SIFT
From DrugPedia: A Wikipedia for Drug discovery
SIFT, Sorting Intolerant From Tolerant, predicts whether an amino acid substitution affects protein function based on sequence homology and the physical properties of amino acids. SIFT can be applied to naturally occurring nonsynonymous polymorphisms and laboratory-induced missense mutations.
Given a protein sequence, SIFT will return predictions for what amino acid substitutions will affect protein function.
SIFT is a multistep procedure that:
(1) searches for and chooses similar sequences
(2) makes an alignment of these sequences
(3) calculates scores based on the amino acids appearing at each position in the alignment.
SIFT is available at http://blocks.fhcrc.org/sift/SIFT.html
SIFT presumes that important amino acids will be conserved in the protein family, and so changes at well-conserved positions tend to be predicted as deleterious. For example, if a position in an alignment of a protein family only contains the amino acid isoleucine, it is presumed that substitution to any other amino acid is selected against and that isoleucine is necessary for protein function. Therefore, a change to any other amino acid will be predicted to be deleterious to protein function. If a position in an alignment contains the hydrophobic amino acids isoleucine, valine and leucine, then SIFT assumes, in effect, that this position can only contain amino acids with hydrophobic character. At this position, changes to other hydrophobic amino acids are usually predicted to be tolerated but changes to other residues (such as charged or polar) will be predicted to affect protein function.

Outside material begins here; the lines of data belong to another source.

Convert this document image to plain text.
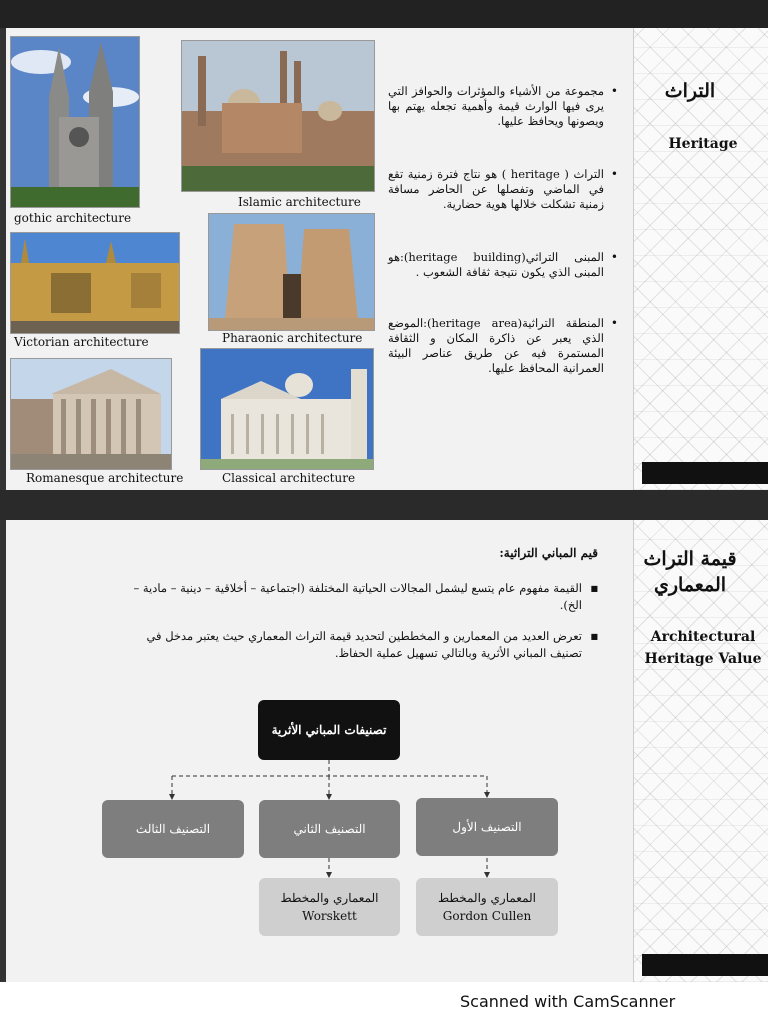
gothic architecture
Islamic architecture
Victorian architecture	Pharaonic architecture
Romanesque architecture	Classical architecture
• مجموعة من الأشياء والمؤثرات والحوافز التي يرى فيها الوارث قيمة وأهمية تجعله يهتم بها ويصونها ويحافظ عليها.
• التراث ( heritage ) هو نتاج فترة زمنية تقع في الماضي وتفصلها عن الحاضر مسافة زمنية تشكلت خلالها هوية حضارية.
• المبنى التراثي(heritage building):هو المبنى الذي يكون نتيجة ثقافة الشعوب .
• المنطقة التراثية(heritage area):الموضع الذي يعبر عن ذاكرة المكان و الثقافة المستمرة فيه عن طريق عناصر البيئة العمرانية المحافظ عليها.
التراث
Heritage
قيم المباني التراثية:
■ القيمة مفهوم عام يتسع ليشمل المجالات الحياتية المختلفة (اجتماعية – أخلاقية – دينية – مادية – الخ).
■ تعرض العديد من المعمارين و المخططين لتحديد قيمة التراث المعماري حيث يعتبر مدخل في تصنيف المباني الأثرية وبالتالي تسهيل عملية الحفاظ.
تصنيفات المباني الأثرية
التصنيف الثالث	التصنيف الثاني	التصنيف الأول
المعماري والمخطط
Worskett
المعماري والمخطط
Gordon Cullen
قيمة التراث المعماري
Architectural Heritage Value
Scanned with CamScanner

To predict whether an amino acid substitution in a protein will affect protein function, SIFT considers the position at which the change occurred and the type of amino acid change. Given a protein sequence, SIFT chooses related proteins and obtains an alignment of these proteins with the query. Based on the amino acids appearing at each position in the alignment, SIFT calculates the probability that an amino acid at a position is tolerated conditional on the most frequent amino acid being tolerated. If this normalized value is less than a cutoff, the substitution is predicted to be deleterious.